Steps To Business Financing

When it comes to debt financing, most US small businesses turn to our traditional financial institutions, such as unsecured loan services, to find small business financing.

Some take out short-term business loans, which need to be repaid (with interest) within a set period such as 180 days. These are sometimes called demand loans, because they can be called in by the lender (the bank) at any time.

Longer term business loans are also frequently used as small business financing. Term loans are usually used to finance particular assets, such as building renovations or capital equipment.

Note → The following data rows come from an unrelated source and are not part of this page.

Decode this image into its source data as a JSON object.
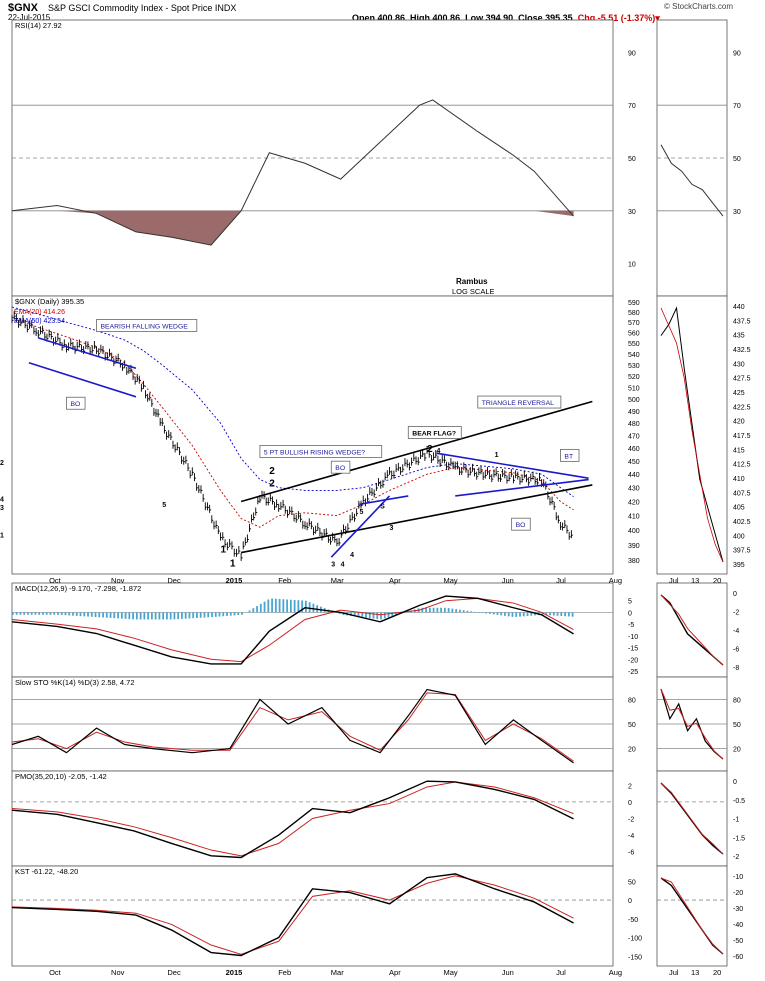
{
  "header": {
    "symbol": "$GNX",
    "name": "S&P GSCI Commodity Index - Spot Price",
    "exchange": "INDX",
    "date": "22-Jul-2015",
    "open": "Open 400.86",
    "high": "High 400.86",
    "low": "Low 394.90",
    "close": "Close 395.35",
    "chg": "Chg -5.51 (-1.37%)",
    "brand": "© StockCharts.com"
  },
  "colors": {
    "price": "#000000",
    "ema20": "#cc0000",
    "ema50": "#0000cc",
    "trend_black": "#000000",
    "trend_blue": "#1a1acc",
    "rsi_fill": "#9b6b6b",
    "hist": "#4aa6d0",
    "signal": "#cc2222"
  },
  "x_labels": [
    "Oct",
    "Nov",
    "Dec",
    "2015",
    "Feb",
    "Mar",
    "Apr",
    "May",
    "Jun",
    "Jul",
    "Aug"
  ],
  "mini_x_labels": [
    "Jul",
    "13",
    "20"
  ],
  "notes": {
    "author": "Rambus",
    "scale": "LOG SCALE"
  },
  "chart_data": [
    {
      "type": "line",
      "panel": "rsi",
      "legend": "RSI(14) 27.92",
      "ylim": [
        0,
        100
      ],
      "ticks": [
        10,
        30,
        50,
        70,
        90
      ],
      "reference_lines": [
        30,
        50,
        70
      ],
      "x": [
        "Sep 26",
        "Oct 20",
        "Nov 10",
        "Dec 1",
        "Dec 20",
        "Jan 10",
        "Jan 26",
        "Feb 10",
        "Mar 1",
        "Mar 20",
        "Apr 10",
        "May 1",
        "May 8",
        "Jun 1",
        "Jun 20",
        "Jul 1",
        "Jul 22"
      ],
      "values": [
        30,
        32,
        29,
        22,
        20,
        17,
        30,
        52,
        48,
        42,
        56,
        70,
        72,
        60,
        51,
        45,
        28
      ]
    },
    {
      "type": "line",
      "panel": "price",
      "legend": "$GNX (Daily) 395.35",
      "ylim": [
        375,
        590
      ],
      "scale": "log",
      "ticks": [
        380,
        390,
        400,
        410,
        420,
        430,
        440,
        450,
        460,
        470,
        480,
        490,
        500,
        510,
        520,
        530,
        540,
        550,
        560,
        570,
        580,
        590
      ],
      "x": [
        "Sep 26",
        "Oct 10",
        "Oct 25",
        "Nov 10",
        "Nov 25",
        "Dec 5",
        "Dec 15",
        "Dec 31",
        "Jan 15",
        "Jan 26",
        "Feb 5",
        "Feb 15",
        "Mar 1",
        "Mar 18",
        "Apr 1",
        "Apr 15",
        "May 5",
        "May 20",
        "Jun 5",
        "Jun 20",
        "Jul 5",
        "Jul 15",
        "Jul 22"
      ],
      "series": [
        {
          "name": "EMA(20) 414.26",
          "values": [
            575,
            565,
            556,
            546,
            532,
            513,
            493,
            462,
            428,
            408,
            402,
            410,
            412,
            410,
            418,
            428,
            440,
            445,
            443,
            441,
            435,
            420,
            414
          ]
        },
        {
          "name": "EMA(50) 423.54",
          "values": [
            585,
            578,
            570,
            562,
            553,
            543,
            530,
            508,
            480,
            452,
            436,
            430,
            428,
            428,
            430,
            436,
            445,
            448,
            446,
            444,
            440,
            430,
            423.5
          ]
        }
      ],
      "close": [
        575,
        562,
        548,
        545,
        530,
        510,
        478,
        440,
        395,
        383,
        424,
        418,
        405,
        392,
        420,
        440,
        456,
        445,
        440,
        438,
        436,
        405,
        395.35
      ],
      "trendlines": [
        {
          "color": "black",
          "from": [
            "Jan 26",
            385
          ],
          "to": [
            "Aug 1",
            432
          ]
        },
        {
          "color": "black",
          "from": [
            "Jan 26",
            420
          ],
          "to": [
            "Aug 1",
            498
          ]
        },
        {
          "color": "blue",
          "from": [
            "Oct 10",
            555
          ],
          "to": [
            "Dec 1",
            527
          ]
        },
        {
          "color": "blue",
          "from": [
            "Oct 5",
            532
          ],
          "to": [
            "Dec 1",
            502
          ]
        },
        {
          "color": "blue",
          "from": [
            "Mar 15",
            382
          ],
          "to": [
            "Apr 15",
            424
          ]
        },
        {
          "color": "blue",
          "from": [
            "Mar 30",
            418
          ],
          "to": [
            "Apr 25",
            424
          ]
        },
        {
          "color": "blue",
          "from": [
            "May 10",
            456
          ],
          "to": [
            "Jul 30",
            437
          ]
        },
        {
          "color": "blue",
          "from": [
            "May 20",
            424
          ],
          "to": [
            "Jul 30",
            436
          ]
        }
      ],
      "labels": [
        "BEARISH FALLING WEDGE",
        "BO",
        "5 PT BULLISH RISING WEDGE?",
        "BO",
        "BEAR FLAG?",
        "TRIANGLE REVERSAL",
        "BT",
        "BO"
      ],
      "wave_labels": [
        "1",
        "2",
        "3",
        "4",
        "5",
        "S",
        "1",
        "3",
        "2",
        "4",
        "1",
        "2",
        "3",
        "4",
        "5",
        "4",
        "1",
        "2"
      ]
    },
    {
      "type": "line",
      "panel": "macd",
      "legend": "MACD(12,26,9) -9.170, -7.298, -1.872",
      "ylim": [
        -25,
        10
      ],
      "ticks": [
        5,
        0,
        -5,
        -10,
        -15,
        -20,
        -25
      ],
      "x": [
        "Sep 26",
        "Oct 20",
        "Nov 10",
        "Nov 30",
        "Dec 20",
        "Jan 10",
        "Jan 26",
        "Feb 10",
        "Mar 1",
        "Mar 20",
        "Apr 10",
        "May 1",
        "May 15",
        "Jun 1",
        "Jun 20",
        "Jul 5",
        "Jul 22"
      ],
      "series": [
        {
          "name": "MACD",
          "values": [
            -4,
            -6,
            -9,
            -14,
            -19,
            -22,
            -22,
            -8,
            2,
            0,
            -4,
            3,
            7,
            6,
            2,
            -1,
            -9.17
          ]
        },
        {
          "name": "Signal",
          "values": [
            -3,
            -5,
            -7,
            -11,
            -16,
            -20,
            -21,
            -14,
            -3,
            1,
            -1,
            1,
            5,
            6,
            4,
            0,
            -7.298
          ]
        },
        {
          "name": "Histogram",
          "values": [
            -1,
            -1,
            -2,
            -3,
            -3,
            -2,
            -1,
            6,
            5,
            -1,
            -3,
            2,
            2,
            0,
            -2,
            -1,
            -1.872
          ]
        }
      ]
    },
    {
      "type": "line",
      "panel": "sto",
      "legend": "Slow STO %K(14) %D(3) 2.58, 4.72",
      "ylim": [
        0,
        100
      ],
      "ticks": [
        20,
        50,
        80
      ],
      "reference_lines": [
        20,
        50,
        80
      ],
      "x": [
        "Sep 26",
        "Oct 10",
        "Oct 25",
        "Nov 10",
        "Nov 25",
        "Dec 10",
        "Dec 31",
        "Jan 20",
        "Feb 5",
        "Feb 20",
        "Mar 10",
        "Mar 25",
        "Apr 10",
        "Apr 25",
        "May 5",
        "May 20",
        "Jun 5",
        "Jun 20",
        "Jul 5",
        "Jul 22"
      ],
      "series": [
        {
          "name": "%K",
          "values": [
            25,
            35,
            15,
            45,
            25,
            20,
            15,
            20,
            80,
            50,
            70,
            30,
            15,
            60,
            92,
            85,
            25,
            55,
            30,
            2.58
          ]
        },
        {
          "name": "%D",
          "values": [
            28,
            32,
            20,
            40,
            28,
            22,
            18,
            18,
            70,
            55,
            65,
            35,
            18,
            55,
            88,
            86,
            30,
            50,
            32,
            4.72
          ]
        }
      ]
    },
    {
      "type": "line",
      "panel": "pmo",
      "legend": "PMO(35,20,10) -2.05, -1.42",
      "ylim": [
        -7,
        3
      ],
      "ticks": [
        2,
        0,
        -2,
        -4,
        -6
      ],
      "reference_lines": [
        0
      ],
      "x": [
        "Sep 26",
        "Oct 20",
        "Nov 10",
        "Nov 30",
        "Dec 20",
        "Jan 10",
        "Jan 26",
        "Feb 15",
        "Mar 5",
        "Mar 25",
        "Apr 15",
        "May 5",
        "May 20",
        "Jun 10",
        "Jul 1",
        "Jul 22"
      ],
      "series": [
        {
          "name": "PMO",
          "values": [
            -1,
            -1.5,
            -2.5,
            -3.5,
            -5,
            -6.5,
            -6.7,
            -4,
            -0.8,
            -1.3,
            0.5,
            2.5,
            2.4,
            1.5,
            0.3,
            -2.05
          ]
        },
        {
          "name": "Signal",
          "values": [
            -0.8,
            -1.2,
            -2,
            -3,
            -4.3,
            -5.8,
            -6.5,
            -5,
            -2,
            -1,
            -0.2,
            1.8,
            2.4,
            1.8,
            0.5,
            -1.42
          ]
        }
      ]
    },
    {
      "type": "line",
      "panel": "kst",
      "legend": "KST -61.22, -48.20",
      "ylim": [
        -160,
        75
      ],
      "ticks": [
        50,
        0,
        -50,
        -100,
        -150
      ],
      "reference_lines": [
        0
      ],
      "x": [
        "Sep 26",
        "Oct 20",
        "Nov 10",
        "Dec 1",
        "Dec 20",
        "Jan 10",
        "Jan 26",
        "Feb 15",
        "Mar 5",
        "Mar 25",
        "Apr 15",
        "May 5",
        "May 20",
        "Jun 10",
        "Jul 1",
        "Jul 22"
      ],
      "series": [
        {
          "name": "KST",
          "values": [
            -20,
            -25,
            -30,
            -40,
            -80,
            -140,
            -148,
            -100,
            30,
            20,
            -10,
            60,
            70,
            30,
            -5,
            -61.22
          ]
        },
        {
          "name": "Signal",
          "values": [
            -18,
            -22,
            -27,
            -35,
            -65,
            -120,
            -145,
            -110,
            10,
            25,
            0,
            45,
            65,
            40,
            5,
            -48.2
          ]
        }
      ]
    }
  ],
  "mini_chart_data": {
    "rsi": {
      "ticks": [
        30,
        50,
        70,
        90
      ],
      "values": [
        55,
        48,
        45,
        40,
        38,
        33,
        28
      ]
    },
    "price": {
      "ticks": [
        395,
        397.5,
        400,
        402.5,
        405,
        407.5,
        410,
        412.5,
        415,
        417.5,
        420,
        422.5,
        425,
        427.5,
        430,
        432.5,
        435,
        437.5,
        440
      ]
    },
    "macd": {
      "ticks": [
        0,
        -2,
        -4,
        -6,
        -8
      ]
    },
    "sto": {
      "ticks": [
        20,
        50,
        80
      ]
    },
    "pmo": {
      "ticks": [
        0,
        -0.5,
        -1,
        -1.5,
        -2
      ]
    },
    "kst": {
      "ticks": [
        -10,
        -20,
        -30,
        -40,
        -50,
        -60
      ]
    }
  }
}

Other businesses depend on unsecured loans and/or lines of credit for their financing. Through agreement with the financial institution, your business has a set amount of credit that you can draw upon. While a line of credit gives you the flexibility to pay day-to-day expenses or meet cash flow crises, whatever amount of money you use has to be paid back, and you pay interest on the outstanding balance.

Many financial institutions now offer unsecured credit cards especially designed for small businesses – and credit cards are a popular way for small businesses to finance startup and operating expenses.

However, credit cards are some of the most expensive financing available, in terms of their interest rates. They’re best used as a convenience for day to day expenses, if you pay off the balance in its entirety each month.

Traditional sources of small business financing are not available to all small businesses. Start up businesses may have an especially difficult time meeting bank requirements for debt financing.